The Irreducibility of the Communal Narrative pt III

If the community of God's people is the medium for communicating the message of God's good news, then many of the behavioral prescriptions of the New Testament are actually just as important in terms of their communicative properties as they are in terms of their ethical properties.  What we do is important because God wants us to act a certain way, but it is just as important because of what it says about God's Kingdom...

In other words, we are commanded to behave in certain ways because God wants us to behave in those ways, but also because God wants our lifestyle to communicate certain things about the gospel.  This is true in all NT commands but we will here discuss one in particular, and for two reasons.  Firstly, the New Testament authors (Paul in particular) make it clear just how important this commandment is and are explicit about its communicative properties, and secondly, it is a particular shortcoming of the contemporary church.

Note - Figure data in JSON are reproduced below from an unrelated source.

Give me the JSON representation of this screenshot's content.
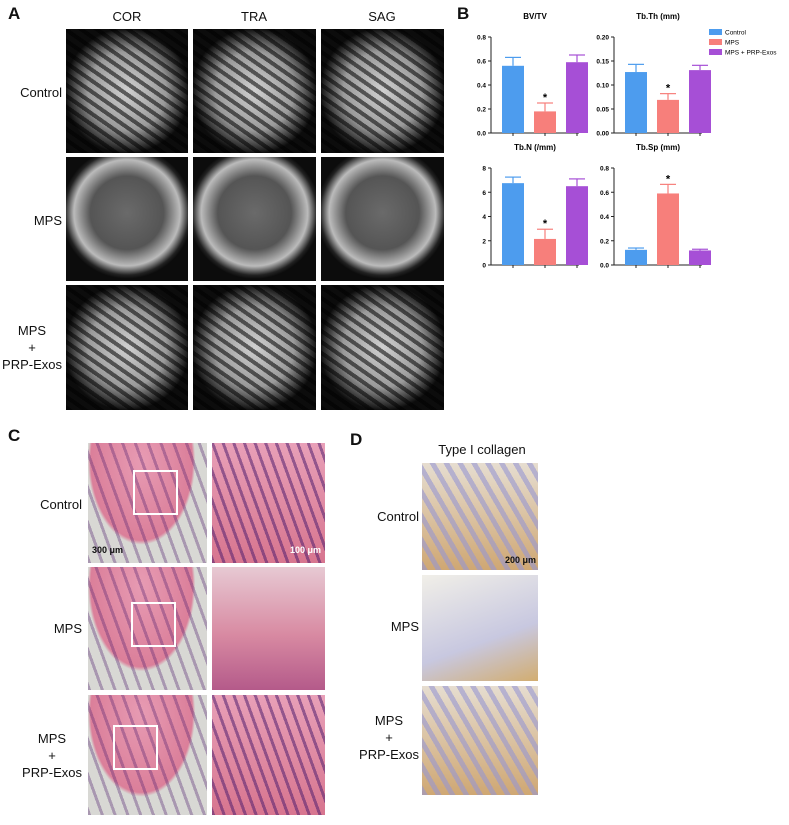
{
  "panels": {
    "a": {
      "label": "A",
      "columns": [
        "COR",
        "TRA",
        "SAG"
      ],
      "rows": [
        "Control",
        "MPS",
        "MPS\n+\nPRP-Exos"
      ]
    },
    "b": {
      "label": "B"
    },
    "c": {
      "label": "C",
      "rows": [
        "Control",
        "MPS",
        "MPS\n+\nPRP-Exos"
      ],
      "scale_bars": [
        "300 μm",
        "100 μm"
      ]
    },
    "d": {
      "label": "D",
      "title": "Type I collagen",
      "rows": [
        "Control",
        "MPS",
        "MPS\n+\nPRP-Exos"
      ],
      "scale_bar": "200 μm"
    }
  },
  "legend": [
    {
      "name": "Control",
      "color": "#4d9cee"
    },
    {
      "name": "MPS",
      "color": "#f77f7b"
    },
    {
      "name": "MPS + PRP-Exos",
      "color": "#a64fd6"
    }
  ],
  "chart_data": [
    {
      "type": "bar",
      "title": "BV/TV",
      "categories": [
        "Control",
        "MPS",
        "MPS + PRP-Exos"
      ],
      "values": [
        0.56,
        0.18,
        0.59
      ],
      "errors": [
        0.07,
        0.07,
        0.06
      ],
      "significance": [
        false,
        true,
        false
      ],
      "ylim": [
        0,
        0.8
      ],
      "yticks": [
        "0.0",
        "0.2",
        "0.4",
        "0.6",
        "0.8"
      ]
    },
    {
      "type": "bar",
      "title": "Tb.Th (mm)",
      "categories": [
        "Control",
        "MPS",
        "MPS + PRP-Exos"
      ],
      "values": [
        0.127,
        0.069,
        0.131
      ],
      "errors": [
        0.016,
        0.013,
        0.01
      ],
      "significance": [
        false,
        true,
        false
      ],
      "ylim": [
        0,
        0.2
      ],
      "yticks": [
        "0.00",
        "0.05",
        "0.10",
        "0.15",
        "0.20"
      ]
    },
    {
      "type": "bar",
      "title": "Tb.N (/mm)",
      "categories": [
        "Control",
        "MPS",
        "MPS + PRP-Exos"
      ],
      "values": [
        6.75,
        2.15,
        6.5
      ],
      "errors": [
        0.5,
        0.8,
        0.6
      ],
      "significance": [
        false,
        true,
        false
      ],
      "ylim": [
        0,
        8
      ],
      "yticks": [
        "0",
        "2",
        "4",
        "6",
        "8"
      ]
    },
    {
      "type": "bar",
      "title": "Tb.Sp (mm)",
      "categories": [
        "Control",
        "MPS",
        "MPS + PRP-Exos"
      ],
      "values": [
        0.125,
        0.59,
        0.12
      ],
      "errors": [
        0.015,
        0.075,
        0.01
      ],
      "significance": [
        false,
        true,
        false
      ],
      "ylim": [
        0,
        0.8
      ],
      "yticks": [
        "0.0",
        "0.2",
        "0.4",
        "0.6",
        "0.8"
      ]
    }
  ],
  "significance_mark": "*"
}
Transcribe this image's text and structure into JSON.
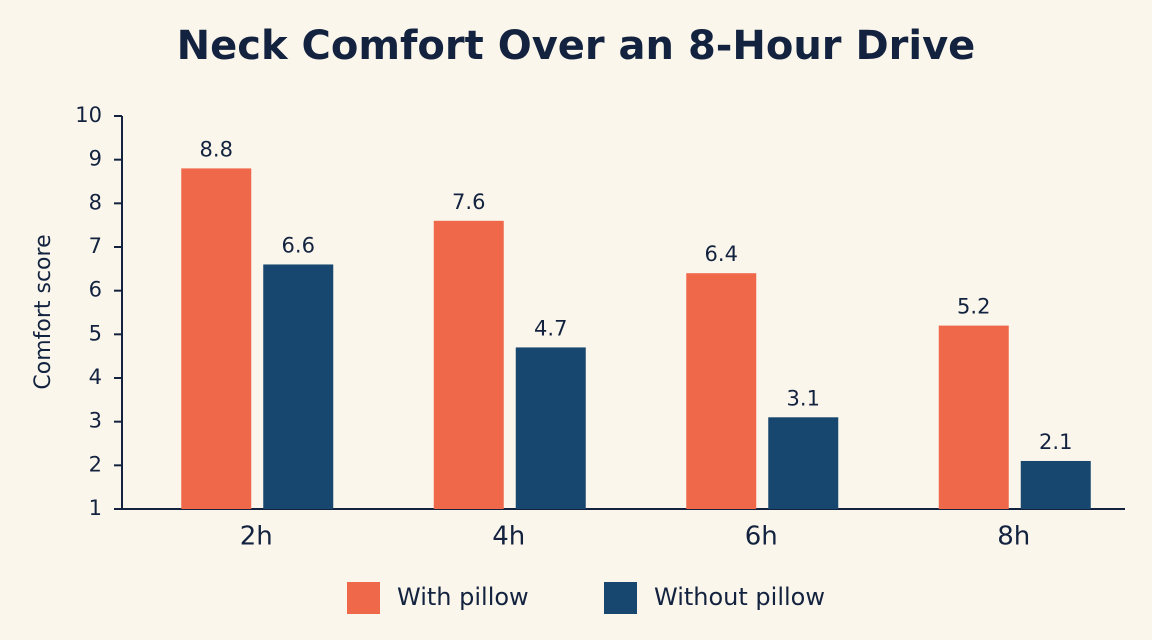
{
  "chart_data": {
    "type": "bar",
    "title": "Neck Comfort Over an 8-Hour Drive",
    "y_label": "Comfort score",
    "categories": [
      "2h",
      "4h",
      "6h",
      "8h"
    ],
    "series": [
      {
        "name": "With pillow",
        "color": "#ef6849",
        "values": [
          8.8,
          7.6,
          6.4,
          5.2
        ]
      },
      {
        "name": "Without pillow",
        "color": "#17466f",
        "values": [
          6.6,
          4.7,
          3.1,
          2.1
        ]
      }
    ],
    "ylim": [
      1,
      10
    ],
    "yticks": [
      1,
      2,
      3,
      4,
      5,
      6,
      7,
      8,
      9,
      10
    ],
    "grid": false,
    "legend": "bottom"
  }
}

I am speaking of the calling of the church to be the united, newly created, people of God, called out from among every ethnic group, every social class, every cultural group, and every language, into allegiance to Jesus.


John 17:20-26

John quotes Jesus' prayer for his followers, including those in the future (you and I).  Jesus' prayer makes it clear that the unity of the church will communicate the veracity of the gospel to the world.  In other words, when the world comes upon a community of people who have nothing in common (a community that crosses political, racial, language, class, educational, sexual boundaries) they will be forced to wonder just what it is that binds us together.  Contrariwise, when the church ghettoizes itself along denominational, racial, political and socio-economic lines, we damage the proclamation of the gospel message.

Romans 10:9-13

"I am saved by faith, therefore____________"

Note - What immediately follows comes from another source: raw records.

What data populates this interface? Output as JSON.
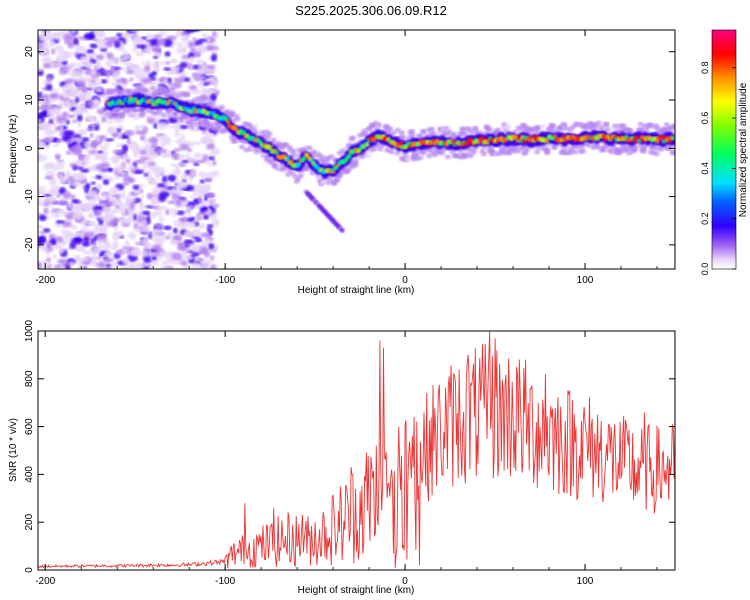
{
  "title": "S225.2025.306.06.09.R12",
  "chart_data": [
    {
      "type": "heatmap",
      "xlabel": "Height of straight line (km)",
      "ylabel": "Frequency (Hz)",
      "xlim": [
        -204,
        150
      ],
      "ylim": [
        -25,
        24.5
      ],
      "xticks": [
        -200,
        -100,
        0,
        100
      ],
      "yticks": [
        -20,
        -10,
        0,
        10,
        20
      ],
      "colorbar": {
        "label": "Normalized spectral amplitude",
        "range": [
          0,
          0.95
        ],
        "ticks": [
          0.0,
          0.2,
          0.4,
          0.6,
          0.8
        ],
        "tick_labels": [
          "0.0",
          "0.2",
          "0.4",
          "0.6",
          "0.8"
        ]
      },
      "ridge": {
        "x": [
          -165,
          -160,
          -150,
          -140,
          -130,
          -120,
          -110,
          -100,
          -95,
          -90,
          -85,
          -80,
          -75,
          -70,
          -65,
          -60,
          -55,
          -50,
          -45,
          -40,
          -35,
          -30,
          -25,
          -20,
          -15,
          -10,
          -5,
          0,
          10,
          20,
          30,
          40,
          50,
          60,
          70,
          80,
          90,
          100,
          110,
          120,
          130,
          140,
          150
        ],
        "y": [
          9,
          9.5,
          10,
          9.5,
          9.5,
          8,
          7.5,
          6,
          4,
          3,
          2,
          1,
          0,
          -1.5,
          -2.5,
          -4,
          -1.5,
          -3.5,
          -5,
          -4.5,
          -3,
          -1,
          0,
          1.5,
          2.5,
          2,
          1,
          0.5,
          1,
          1.2,
          1,
          1.5,
          1.8,
          2,
          1.8,
          2,
          2,
          2.2,
          2.2,
          2,
          2,
          1.8,
          2
        ]
      },
      "tail": {
        "x": [
          -55,
          -45,
          -35
        ],
        "y": [
          -9,
          -13,
          -17
        ]
      },
      "scatter_region": {
        "x": [
          -204,
          -105
        ],
        "y": [
          -25,
          24.5
        ]
      }
    },
    {
      "type": "line",
      "xlabel": "Height of straight line (km)",
      "ylabel": "SNR (10 * v/v)",
      "xlim": [
        -204,
        150
      ],
      "ylim": [
        0,
        1000
      ],
      "xticks": [
        -200,
        -100,
        0,
        100
      ],
      "yticks": [
        0,
        200,
        400,
        600,
        800,
        1000
      ],
      "color": "#ee3333",
      "trend": {
        "x": [
          -204,
          -160,
          -120,
          -100,
          -95,
          -85,
          -75,
          -65,
          -55,
          -45,
          -35,
          -25,
          -15,
          -10,
          0,
          10,
          20,
          30,
          40,
          50,
          60,
          70,
          80,
          90,
          100,
          110,
          120,
          130,
          140,
          150
        ],
        "y": [
          15,
          18,
          22,
          35,
          70,
          90,
          110,
          130,
          120,
          150,
          200,
          260,
          330,
          380,
          440,
          500,
          580,
          630,
          650,
          660,
          650,
          600,
          570,
          540,
          520,
          490,
          450,
          430,
          420,
          430
        ]
      },
      "spikes": {
        "x": [
          -89,
          -73,
          -57,
          -30,
          -14,
          -12,
          0,
          35,
          47,
          50,
          62,
          78,
          128,
          133
        ],
        "y": [
          280,
          260,
          230,
          430,
          960,
          930,
          610,
          900,
          1000,
          970,
          850,
          820,
          310,
          660
        ]
      }
    }
  ]
}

The typical evangelical fill-in-the-blank answer to this is "I am not saved by effort," but this is not the scriptural answer!  In every single place in the NT where justification by faith is brought up, it is tied directly to the unity of the Church across social divides.  We have been blinded to the words of scripture, and have failed at our exegetical task, by the history of Protestant anti-Pelagianism.  The Scriptural argument is "I am saved by faith, therefore there is no longer a division between Jew and Gentile, slave or free..."

Galatians 2:11-21

Paul gets in Peter's face over this!  This is not a peripheral issue.  Paul essentially tells Peter he is denying the gospel when he refuses to eat with people of another race!  This is a gospel issue for Paul, and should be for us too.  Why are our communities of faith divided?  Why do white Christians and Black Christians, English speaking believers and Spanish speaking ones, rich brothers and poor brothers, eat at separate tables?  And even more importantly, why aren't we getting in anyone's face about this issue?


In short, you are not a committed disciple of Christ unless you are committed to work through your biases, and actively engaging in deep, formative, and submissive relationships with people who do not share your racial, economic, educational, political, or even theological, heritage.


LindaFaye said...

Amen and preach it brother. What a great point you bring up. My heart goes out to you as you face this reality in a more painful way that I do on the other side of the country. I have a passion for the cultural divides to be gone, but am not seeing so much the hurt caused by it as you are seeing first hand.

I am encouraged by our small gathering here that there are people who are so different from each other, yet are part of the same family. There is something about it (a feeling, more than a theology) that is good and right and beautiful when I look and see that we are not held together by status or race.

When my homeless earth hippy friend comes to church with saplings to share and my Cuban business woman friend comes too I realize that there is something good happening among us.

I don't know how to reproduce this on a large scale, but I can say that there is beauty in what I have experienced first hand here in my church family. I pray that you can experience more of the same too.

steven hamilton said...

i hear the echo of Dallas Willard: "The Gospel and Salvation is not opposed to effort, it is opposed to earning." In fact, one of my favorite scriptures is where Paul says this explicitly in 1 Corinthians 15: "But whatever I am now, it is all because God poured out his special favor on me -- and not without results. For I have worked harder than all the other apostles, yet it was not I but God who was working through me by his grace."

my paraphrase for what you're saying here: I want unity in diversity, and unity is God's gift to us, but I'm working harder than all the rest to cultivate that...but it's still God's gift.

...love the comments on Galatians as well...

Sean said...

that's cool that you are featured on this blog.